Ok, so there are 38 more days until fall semester starts… what can I do until then to make this summer great? There is a chance I could go to California, but I don’t really know. I guess it would be cool to go there, but the circumstances for going aren’t exactly what I would plan for myself. My dad wants to take us on a family trip… and the track record for family trips in the past makes me less inclined to go. They are always torturous, everyone yelling at each other the whole time inside the car where you can’t just go somewhere else and block them out. So I dunno. Maybe I won’t go after all. There are other things I could do… I could try to take advantage of hiking as much as I can, and huckleberry season will be on soon. I should play my guitar more often, but lately it seems harder to get it out and play.
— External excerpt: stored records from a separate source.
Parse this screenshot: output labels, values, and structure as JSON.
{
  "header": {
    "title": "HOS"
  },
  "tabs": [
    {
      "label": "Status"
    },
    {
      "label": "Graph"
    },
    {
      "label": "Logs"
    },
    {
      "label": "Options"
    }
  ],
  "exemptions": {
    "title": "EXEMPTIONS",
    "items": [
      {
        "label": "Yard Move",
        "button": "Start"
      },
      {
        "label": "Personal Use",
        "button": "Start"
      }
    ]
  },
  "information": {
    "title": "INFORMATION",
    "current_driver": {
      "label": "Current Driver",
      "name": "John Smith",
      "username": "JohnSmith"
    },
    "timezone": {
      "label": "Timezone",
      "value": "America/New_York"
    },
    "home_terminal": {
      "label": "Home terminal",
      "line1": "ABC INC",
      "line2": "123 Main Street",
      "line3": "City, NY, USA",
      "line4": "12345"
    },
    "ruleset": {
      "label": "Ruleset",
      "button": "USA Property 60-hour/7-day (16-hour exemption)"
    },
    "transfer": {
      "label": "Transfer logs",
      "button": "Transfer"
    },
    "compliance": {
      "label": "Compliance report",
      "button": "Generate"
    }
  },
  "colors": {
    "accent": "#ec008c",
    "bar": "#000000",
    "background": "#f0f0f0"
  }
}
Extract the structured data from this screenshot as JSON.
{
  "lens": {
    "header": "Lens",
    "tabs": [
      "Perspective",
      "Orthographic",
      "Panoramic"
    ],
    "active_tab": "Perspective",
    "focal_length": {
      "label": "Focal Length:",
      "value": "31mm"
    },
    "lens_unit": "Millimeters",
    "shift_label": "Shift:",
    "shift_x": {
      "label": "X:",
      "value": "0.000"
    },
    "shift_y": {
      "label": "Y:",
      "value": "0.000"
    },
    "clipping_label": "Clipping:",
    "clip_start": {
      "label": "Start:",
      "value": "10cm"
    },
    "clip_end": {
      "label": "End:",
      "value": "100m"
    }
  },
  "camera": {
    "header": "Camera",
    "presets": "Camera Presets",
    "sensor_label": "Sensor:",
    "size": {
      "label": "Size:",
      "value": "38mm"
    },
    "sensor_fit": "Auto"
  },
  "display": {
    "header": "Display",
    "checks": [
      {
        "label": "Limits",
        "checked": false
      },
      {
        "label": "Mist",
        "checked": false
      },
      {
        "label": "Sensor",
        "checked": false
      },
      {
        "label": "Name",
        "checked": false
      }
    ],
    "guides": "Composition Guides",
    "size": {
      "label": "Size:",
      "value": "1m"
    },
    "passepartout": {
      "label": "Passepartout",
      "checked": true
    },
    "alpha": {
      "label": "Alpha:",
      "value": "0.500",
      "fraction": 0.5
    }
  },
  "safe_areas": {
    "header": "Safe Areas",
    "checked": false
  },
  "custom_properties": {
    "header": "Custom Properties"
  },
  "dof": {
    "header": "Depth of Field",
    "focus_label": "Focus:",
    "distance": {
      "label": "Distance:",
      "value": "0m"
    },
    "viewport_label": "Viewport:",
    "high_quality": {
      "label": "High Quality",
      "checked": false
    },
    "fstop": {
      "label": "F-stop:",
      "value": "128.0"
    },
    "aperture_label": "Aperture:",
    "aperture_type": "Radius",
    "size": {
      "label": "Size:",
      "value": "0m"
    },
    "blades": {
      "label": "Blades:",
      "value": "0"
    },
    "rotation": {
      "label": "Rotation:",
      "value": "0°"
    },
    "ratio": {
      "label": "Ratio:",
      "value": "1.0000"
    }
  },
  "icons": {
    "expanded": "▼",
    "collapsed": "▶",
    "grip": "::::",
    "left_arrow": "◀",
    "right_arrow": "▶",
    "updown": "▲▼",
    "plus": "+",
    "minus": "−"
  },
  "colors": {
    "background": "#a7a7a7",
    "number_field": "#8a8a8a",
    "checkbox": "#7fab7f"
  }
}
The forest fires are still going, but I guess I’m less worried about it now because it has been going on for so long. I heard the fire siren this morning, followed by the sirens of cop cars and other vehicles. It only sounded like there were two or three of them.
I got a lot of work done at the studio. I made two larger platters, a big bowl, two ewers, two bottles, a bunch of cups, and I tried warping the form after I threw it a few times– one of the bottles, one of the ewers, and two of the cups. It looks alright, but I’m not sure that it’s my style. When I finished the ewer, it reminded me more of an old alumni whose work is scattered around the studio.